Bu ramazanda ilk defa
"Allah'ım beni ve ailemi hâviyeden koru" diye dua ettim...
Elimde tuttuğum yasin cüzünde gözüm takıldı, Tekâsür ve Kâria sûrelerinin meallerine.
Halbuki hergün okurdum bu sûreleri namazda.
Okunmadığında mı unutuluyordu ayetler yoksa yaşanmadığında mı?
Ne demekti Kâria?
Kıyametin dehşetli sesi, hâviyenin habercisi...
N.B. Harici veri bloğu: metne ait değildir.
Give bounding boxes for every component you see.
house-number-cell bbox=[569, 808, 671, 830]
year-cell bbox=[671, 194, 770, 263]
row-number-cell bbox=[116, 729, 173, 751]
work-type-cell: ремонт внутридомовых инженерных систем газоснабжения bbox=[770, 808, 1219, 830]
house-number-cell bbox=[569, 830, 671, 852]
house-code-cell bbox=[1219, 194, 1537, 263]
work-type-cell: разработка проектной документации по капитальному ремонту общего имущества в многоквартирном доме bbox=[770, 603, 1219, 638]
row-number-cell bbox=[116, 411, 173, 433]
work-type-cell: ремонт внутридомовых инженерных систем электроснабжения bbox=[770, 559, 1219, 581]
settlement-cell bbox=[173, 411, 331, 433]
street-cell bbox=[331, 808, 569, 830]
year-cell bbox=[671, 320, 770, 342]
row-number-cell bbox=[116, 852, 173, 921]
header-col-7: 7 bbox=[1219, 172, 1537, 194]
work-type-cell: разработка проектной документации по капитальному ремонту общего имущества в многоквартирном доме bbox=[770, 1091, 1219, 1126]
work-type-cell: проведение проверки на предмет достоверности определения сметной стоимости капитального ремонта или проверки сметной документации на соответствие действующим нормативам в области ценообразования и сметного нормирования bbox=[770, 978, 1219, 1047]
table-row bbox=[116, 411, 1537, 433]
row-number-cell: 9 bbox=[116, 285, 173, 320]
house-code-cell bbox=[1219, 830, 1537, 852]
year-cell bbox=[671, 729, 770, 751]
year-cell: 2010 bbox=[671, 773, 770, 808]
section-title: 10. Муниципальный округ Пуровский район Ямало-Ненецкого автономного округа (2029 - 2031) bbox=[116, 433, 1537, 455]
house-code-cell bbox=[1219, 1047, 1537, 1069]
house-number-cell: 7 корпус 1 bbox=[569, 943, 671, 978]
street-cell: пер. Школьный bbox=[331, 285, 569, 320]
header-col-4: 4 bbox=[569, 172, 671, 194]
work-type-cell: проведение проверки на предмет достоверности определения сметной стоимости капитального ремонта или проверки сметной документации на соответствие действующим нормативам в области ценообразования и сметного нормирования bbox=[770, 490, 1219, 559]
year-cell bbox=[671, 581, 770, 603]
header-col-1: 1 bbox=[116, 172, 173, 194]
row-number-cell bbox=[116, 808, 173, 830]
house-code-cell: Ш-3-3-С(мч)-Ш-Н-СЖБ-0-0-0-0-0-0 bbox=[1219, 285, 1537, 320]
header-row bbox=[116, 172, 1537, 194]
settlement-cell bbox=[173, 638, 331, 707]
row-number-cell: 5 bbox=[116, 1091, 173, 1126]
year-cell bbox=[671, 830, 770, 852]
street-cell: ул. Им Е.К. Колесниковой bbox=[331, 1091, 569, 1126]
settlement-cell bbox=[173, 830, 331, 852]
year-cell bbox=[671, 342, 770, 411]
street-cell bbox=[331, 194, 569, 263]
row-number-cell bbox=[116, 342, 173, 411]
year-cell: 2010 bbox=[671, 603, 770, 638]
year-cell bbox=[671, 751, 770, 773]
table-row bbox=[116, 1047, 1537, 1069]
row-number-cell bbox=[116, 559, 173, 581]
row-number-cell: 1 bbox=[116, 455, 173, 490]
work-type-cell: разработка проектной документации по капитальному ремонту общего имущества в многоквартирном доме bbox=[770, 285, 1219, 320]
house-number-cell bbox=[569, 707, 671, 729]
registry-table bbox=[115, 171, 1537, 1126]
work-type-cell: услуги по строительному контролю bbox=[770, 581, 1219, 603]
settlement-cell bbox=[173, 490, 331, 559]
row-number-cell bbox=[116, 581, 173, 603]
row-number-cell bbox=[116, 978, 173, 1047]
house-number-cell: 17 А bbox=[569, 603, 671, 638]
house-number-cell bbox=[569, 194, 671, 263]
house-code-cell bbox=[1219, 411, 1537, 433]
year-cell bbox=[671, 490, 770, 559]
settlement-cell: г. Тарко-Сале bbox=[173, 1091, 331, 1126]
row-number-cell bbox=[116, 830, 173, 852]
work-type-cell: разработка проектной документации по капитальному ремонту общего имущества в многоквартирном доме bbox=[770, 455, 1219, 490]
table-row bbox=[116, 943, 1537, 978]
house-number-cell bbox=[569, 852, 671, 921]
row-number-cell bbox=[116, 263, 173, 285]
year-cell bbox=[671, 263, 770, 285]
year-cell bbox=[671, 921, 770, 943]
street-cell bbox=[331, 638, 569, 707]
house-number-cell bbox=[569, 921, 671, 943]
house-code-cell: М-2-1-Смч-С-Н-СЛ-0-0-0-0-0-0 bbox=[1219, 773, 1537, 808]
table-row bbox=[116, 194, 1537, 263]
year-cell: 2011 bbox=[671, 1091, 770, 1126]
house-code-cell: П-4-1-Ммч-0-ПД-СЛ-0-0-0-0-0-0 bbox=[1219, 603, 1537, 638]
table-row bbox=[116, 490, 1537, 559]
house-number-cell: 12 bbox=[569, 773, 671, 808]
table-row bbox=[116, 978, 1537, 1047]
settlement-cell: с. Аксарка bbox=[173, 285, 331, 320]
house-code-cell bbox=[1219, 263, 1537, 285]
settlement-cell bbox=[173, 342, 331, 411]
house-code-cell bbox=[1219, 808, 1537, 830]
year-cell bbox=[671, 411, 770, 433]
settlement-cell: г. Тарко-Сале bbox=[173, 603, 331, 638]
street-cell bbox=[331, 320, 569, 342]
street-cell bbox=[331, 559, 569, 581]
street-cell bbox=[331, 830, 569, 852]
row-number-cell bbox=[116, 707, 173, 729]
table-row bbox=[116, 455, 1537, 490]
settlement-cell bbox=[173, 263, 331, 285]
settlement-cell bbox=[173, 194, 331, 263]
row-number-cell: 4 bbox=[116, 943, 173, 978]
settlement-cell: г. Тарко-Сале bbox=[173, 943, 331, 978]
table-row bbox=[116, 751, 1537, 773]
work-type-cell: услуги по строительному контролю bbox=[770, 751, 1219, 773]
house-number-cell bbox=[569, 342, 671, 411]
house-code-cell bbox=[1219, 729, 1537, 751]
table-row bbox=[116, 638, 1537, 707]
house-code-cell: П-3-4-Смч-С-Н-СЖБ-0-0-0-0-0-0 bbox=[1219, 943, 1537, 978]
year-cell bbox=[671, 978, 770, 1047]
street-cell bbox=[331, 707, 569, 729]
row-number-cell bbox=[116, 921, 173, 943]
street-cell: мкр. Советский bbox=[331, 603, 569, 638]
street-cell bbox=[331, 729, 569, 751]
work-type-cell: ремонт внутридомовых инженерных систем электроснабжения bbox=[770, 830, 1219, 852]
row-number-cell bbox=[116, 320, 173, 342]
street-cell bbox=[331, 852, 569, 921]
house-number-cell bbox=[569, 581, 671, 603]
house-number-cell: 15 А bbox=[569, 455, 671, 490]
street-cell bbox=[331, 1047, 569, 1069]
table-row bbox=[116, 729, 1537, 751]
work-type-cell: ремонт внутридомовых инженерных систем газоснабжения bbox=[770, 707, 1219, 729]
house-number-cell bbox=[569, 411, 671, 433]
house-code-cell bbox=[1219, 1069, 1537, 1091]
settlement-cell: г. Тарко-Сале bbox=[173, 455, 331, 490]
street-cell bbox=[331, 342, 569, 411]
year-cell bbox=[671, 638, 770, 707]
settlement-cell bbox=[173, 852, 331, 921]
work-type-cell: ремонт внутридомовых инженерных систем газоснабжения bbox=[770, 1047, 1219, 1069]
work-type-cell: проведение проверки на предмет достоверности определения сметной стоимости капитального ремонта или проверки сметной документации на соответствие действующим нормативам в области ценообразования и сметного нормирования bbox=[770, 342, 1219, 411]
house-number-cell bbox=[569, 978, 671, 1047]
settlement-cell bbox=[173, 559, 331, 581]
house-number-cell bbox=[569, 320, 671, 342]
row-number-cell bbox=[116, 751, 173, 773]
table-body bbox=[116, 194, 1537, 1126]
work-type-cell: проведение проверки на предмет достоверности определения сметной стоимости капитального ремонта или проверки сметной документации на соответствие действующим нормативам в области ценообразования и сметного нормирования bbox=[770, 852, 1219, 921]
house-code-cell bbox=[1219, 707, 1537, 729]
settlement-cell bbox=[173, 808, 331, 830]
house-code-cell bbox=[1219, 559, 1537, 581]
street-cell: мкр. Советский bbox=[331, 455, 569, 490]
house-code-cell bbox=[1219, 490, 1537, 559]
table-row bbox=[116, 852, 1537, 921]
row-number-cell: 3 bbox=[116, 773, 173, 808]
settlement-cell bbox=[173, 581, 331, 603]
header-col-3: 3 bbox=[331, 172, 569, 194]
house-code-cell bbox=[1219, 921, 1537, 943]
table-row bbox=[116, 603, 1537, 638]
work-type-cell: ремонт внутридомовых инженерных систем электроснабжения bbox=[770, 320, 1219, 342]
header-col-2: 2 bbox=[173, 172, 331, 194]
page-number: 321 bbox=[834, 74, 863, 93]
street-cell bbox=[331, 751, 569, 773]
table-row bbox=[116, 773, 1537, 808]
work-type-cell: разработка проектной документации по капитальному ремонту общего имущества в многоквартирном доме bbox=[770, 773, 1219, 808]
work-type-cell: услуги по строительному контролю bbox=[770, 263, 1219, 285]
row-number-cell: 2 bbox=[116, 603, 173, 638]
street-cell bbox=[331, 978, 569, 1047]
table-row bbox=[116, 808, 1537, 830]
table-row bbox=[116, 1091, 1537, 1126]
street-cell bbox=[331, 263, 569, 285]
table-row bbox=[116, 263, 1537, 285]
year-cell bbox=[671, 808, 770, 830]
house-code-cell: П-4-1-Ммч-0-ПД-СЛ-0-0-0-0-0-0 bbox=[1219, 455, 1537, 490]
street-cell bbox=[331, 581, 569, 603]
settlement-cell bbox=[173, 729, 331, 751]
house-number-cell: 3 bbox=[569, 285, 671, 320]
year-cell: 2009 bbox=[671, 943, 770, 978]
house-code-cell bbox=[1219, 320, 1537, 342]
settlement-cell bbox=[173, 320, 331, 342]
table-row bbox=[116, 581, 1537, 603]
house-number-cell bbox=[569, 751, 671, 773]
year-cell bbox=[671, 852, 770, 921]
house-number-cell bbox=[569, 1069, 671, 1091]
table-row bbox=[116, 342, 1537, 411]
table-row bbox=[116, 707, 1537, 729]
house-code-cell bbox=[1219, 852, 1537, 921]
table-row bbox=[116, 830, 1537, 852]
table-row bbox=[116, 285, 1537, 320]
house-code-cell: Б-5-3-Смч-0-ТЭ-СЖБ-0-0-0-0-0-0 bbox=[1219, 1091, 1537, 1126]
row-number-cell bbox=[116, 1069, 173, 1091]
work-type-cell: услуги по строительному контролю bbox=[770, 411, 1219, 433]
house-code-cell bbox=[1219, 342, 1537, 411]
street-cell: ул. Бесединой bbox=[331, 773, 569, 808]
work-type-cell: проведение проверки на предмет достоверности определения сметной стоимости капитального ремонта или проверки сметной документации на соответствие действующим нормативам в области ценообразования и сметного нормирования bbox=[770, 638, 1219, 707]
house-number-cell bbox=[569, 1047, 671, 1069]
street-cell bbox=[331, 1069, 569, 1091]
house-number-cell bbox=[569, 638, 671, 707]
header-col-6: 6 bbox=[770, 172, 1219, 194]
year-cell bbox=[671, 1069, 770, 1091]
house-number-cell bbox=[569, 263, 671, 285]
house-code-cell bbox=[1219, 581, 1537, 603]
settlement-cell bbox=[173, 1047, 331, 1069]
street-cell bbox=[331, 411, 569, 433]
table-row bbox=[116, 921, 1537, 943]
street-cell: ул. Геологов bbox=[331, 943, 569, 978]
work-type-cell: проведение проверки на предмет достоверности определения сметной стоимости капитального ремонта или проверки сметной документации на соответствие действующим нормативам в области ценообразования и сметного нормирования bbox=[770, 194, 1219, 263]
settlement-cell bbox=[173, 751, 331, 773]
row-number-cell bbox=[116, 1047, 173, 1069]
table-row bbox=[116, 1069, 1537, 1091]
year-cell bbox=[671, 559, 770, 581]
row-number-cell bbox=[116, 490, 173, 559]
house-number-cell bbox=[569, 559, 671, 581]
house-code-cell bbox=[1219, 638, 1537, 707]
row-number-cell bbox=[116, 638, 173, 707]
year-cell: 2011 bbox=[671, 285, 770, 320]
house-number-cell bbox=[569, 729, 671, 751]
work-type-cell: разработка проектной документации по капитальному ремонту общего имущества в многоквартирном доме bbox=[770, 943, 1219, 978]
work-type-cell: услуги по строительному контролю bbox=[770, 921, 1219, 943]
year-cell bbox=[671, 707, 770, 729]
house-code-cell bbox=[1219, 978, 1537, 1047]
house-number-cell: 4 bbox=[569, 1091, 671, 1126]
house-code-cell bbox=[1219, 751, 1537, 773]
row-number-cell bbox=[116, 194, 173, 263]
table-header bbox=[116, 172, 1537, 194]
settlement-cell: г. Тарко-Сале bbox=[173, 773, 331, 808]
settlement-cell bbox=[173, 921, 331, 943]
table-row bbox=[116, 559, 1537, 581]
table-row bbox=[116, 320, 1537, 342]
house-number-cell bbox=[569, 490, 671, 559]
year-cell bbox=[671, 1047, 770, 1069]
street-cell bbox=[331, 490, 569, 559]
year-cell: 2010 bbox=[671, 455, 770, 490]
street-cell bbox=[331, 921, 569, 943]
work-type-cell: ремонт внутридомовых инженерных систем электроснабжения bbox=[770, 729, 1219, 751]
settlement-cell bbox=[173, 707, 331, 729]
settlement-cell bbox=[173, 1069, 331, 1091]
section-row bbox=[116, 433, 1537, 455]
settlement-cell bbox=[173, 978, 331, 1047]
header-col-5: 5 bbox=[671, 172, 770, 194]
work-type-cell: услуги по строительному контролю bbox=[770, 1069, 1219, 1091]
Dünya hayatının ahirete intikali için kıyamet kapısının şiddetle çarpacak olan korkunç sesi kâria.
Allah haber vermeseydi nereden bilecektik "kâria"yı. Ne olacak peki kârianın yürekleri hoplatan dehşetli sesi bizi çarpınca?!
İnsanlar kelebeklerin ateşi ışık zannedip kendilerini ateşe attıkları gibi bir hâle bürünüp savrulacaklar.
Dağlar renkli yünler gibi tiftik tiftik olacak.
Yapay zekadan böyle bir sahne oluşturmasını istesem ortaya nasıl bir manzara çıkarırdı acaba?!
Hâviye...
Tartısı hafif gelenlerin gireceği derin ateş çukuru. Derinleşen bir uçurum.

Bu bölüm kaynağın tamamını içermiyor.